Adequate warning of the period for which smoke will be required must be given to overcome supply difficulties. Unexpectedly long smoke programmes meant that ammunition lorries had to come forward by day and casualties resulted.

(vi)

The smoke screen should be laid as near to the enemy as possible, to cause him the maximum inconvenience and to deny our troops the minimum of observation. This was not always remembered.

(vii)

To reduce wear on barrels and damage to recuperator systems, it is essential to rest one gun per troop or arrange for batteries to relieve each other during smoke programmes.

(viii)

The generators were not able to screen the bridges effectively all day. Their value was principally to reduce the number of hours in the day when the enemy could shell the bridges by observed shooting. The smoke produced by the generators was superior to that of the guns or mortars but the generators were awkward to handle, they absorbed a large number of men in maintaining a screen, they had to be supplemented by artillery smoke when the wind changed and adjustments had to be made, and their emission points were mortared by the enemy, so that the operators needed good cover.

(g) Emergency Air Supply:

(i)

As it was daily hoped that supplies by porter would reach the isolated troops or that they would be relieved, the requests for air supply were invariably made when the aircraft were loaded with bombs and committed to other tasks. The reloading with supplies, the need to brief the pilots again and the packing of the containers often cost valuable flying time.

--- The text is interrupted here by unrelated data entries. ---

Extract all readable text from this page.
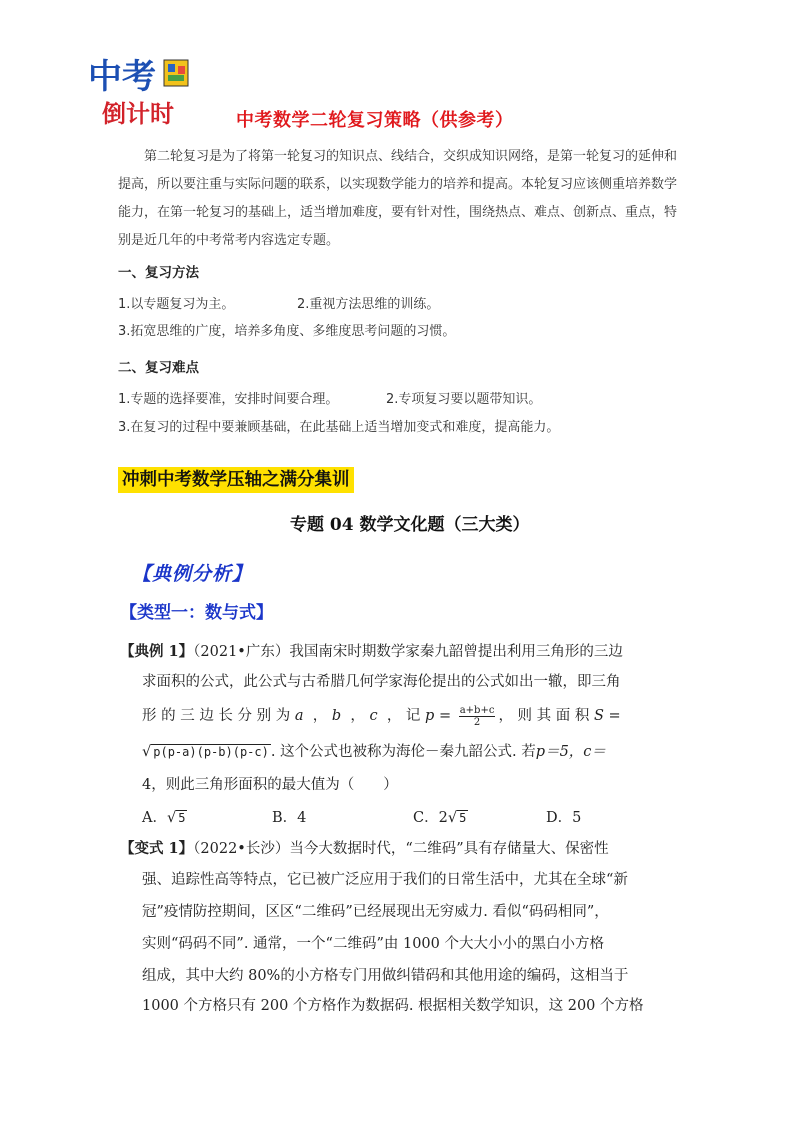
中考
倒计时	中考数学二轮复习策略（供参考）
第二轮复习是为了将第一轮复习的知识点、线结合，交织成知识网络，是第一轮复习的延伸和提高，所以要注重与实际问题的联系，以实现数学能力的培养和提高。本轮复习应该侧重培养数学能力，在第一轮复习的基础上，适当增加难度，要有针对性，围绕热点、难点、创新点、重点，特别是近几年的中考常考内容选定专题。
一、复习方法
1.以专题复习为主。	2.重视方法思维的训练。
3.拓宽思维的广度，培养多角度、多维度思考问题的习惯。
二、复习难点
1.专题的选择要准，安排时间要合理。	2.专项复习要以题带知识。
3.在复习的过程中要兼顾基础，在此基础上适当增加变式和难度，提高能力。
冲刺中考数学压轴之满分集训
专题 04 数学文化题（三大类）
【典例分析】
【类型一：数与式】
【典例 1】（2021•广东）我国南宋时期数学家秦九韶曾提出利用三角形的三边
求面积的公式，此公式与古希腊几何学家海伦提出的公式如出一辙，即三角
形 的 三 边 长 分 别 为 a  ， b  ， c ， 记 $p = \frac{a+b+c}{2}$ ， 则 其 面 积 S =
√ p(p-a)(p-b)(p-c) . 这个公式也被称为海伦－秦九韶公式. 若p＝5，c＝
4，则此三角形面积的最大值为（　　）
A．√ 5	B．4	C．2√ 5	D．5
【变式 1】（2022•长沙）当今大数据时代，“二维码”具有存储量大、保密性
强、追踪性高等特点，它已被广泛应用于我们的日常生活中，尤其在全球“新
冠”疫情防控期间，区区“二维码”已经展现出无穷威力. 看似“码码相同”，
实则“码码不同”. 通常，一个“二维码”由 1000 个大大小小的黑白小方格
组成，其中大约 80%的小方格专门用做纠错码和其他用途的编码，这相当于
1000 个方格只有 200 个方格作为数据码. 根据相关数学知识，这 200 个方格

Earlier requisitions were suggested.

(ii)

Standard packs with a single type of commodity were not satisfactory. The loss of one such container could have serious results. Hence composite packs containing ammunition, food, water and medical supplies were soon preferred.

(iii)

Of the two types of container used, the expendable petrol tank, dropped without a parachute, was suitable only for rations, but it fell more accurately from 50 feet. The padded canvas container, dropped by parachute, was often carried wide by air currents, but it was easier to locate. It was found that the padding could be advantageously replaced by socks, blankets and warm clothing.

(iv)

As the troops were isolated for some time and were using local wells, it was found wise to drop radio batteries, rum and water sterilising outfits.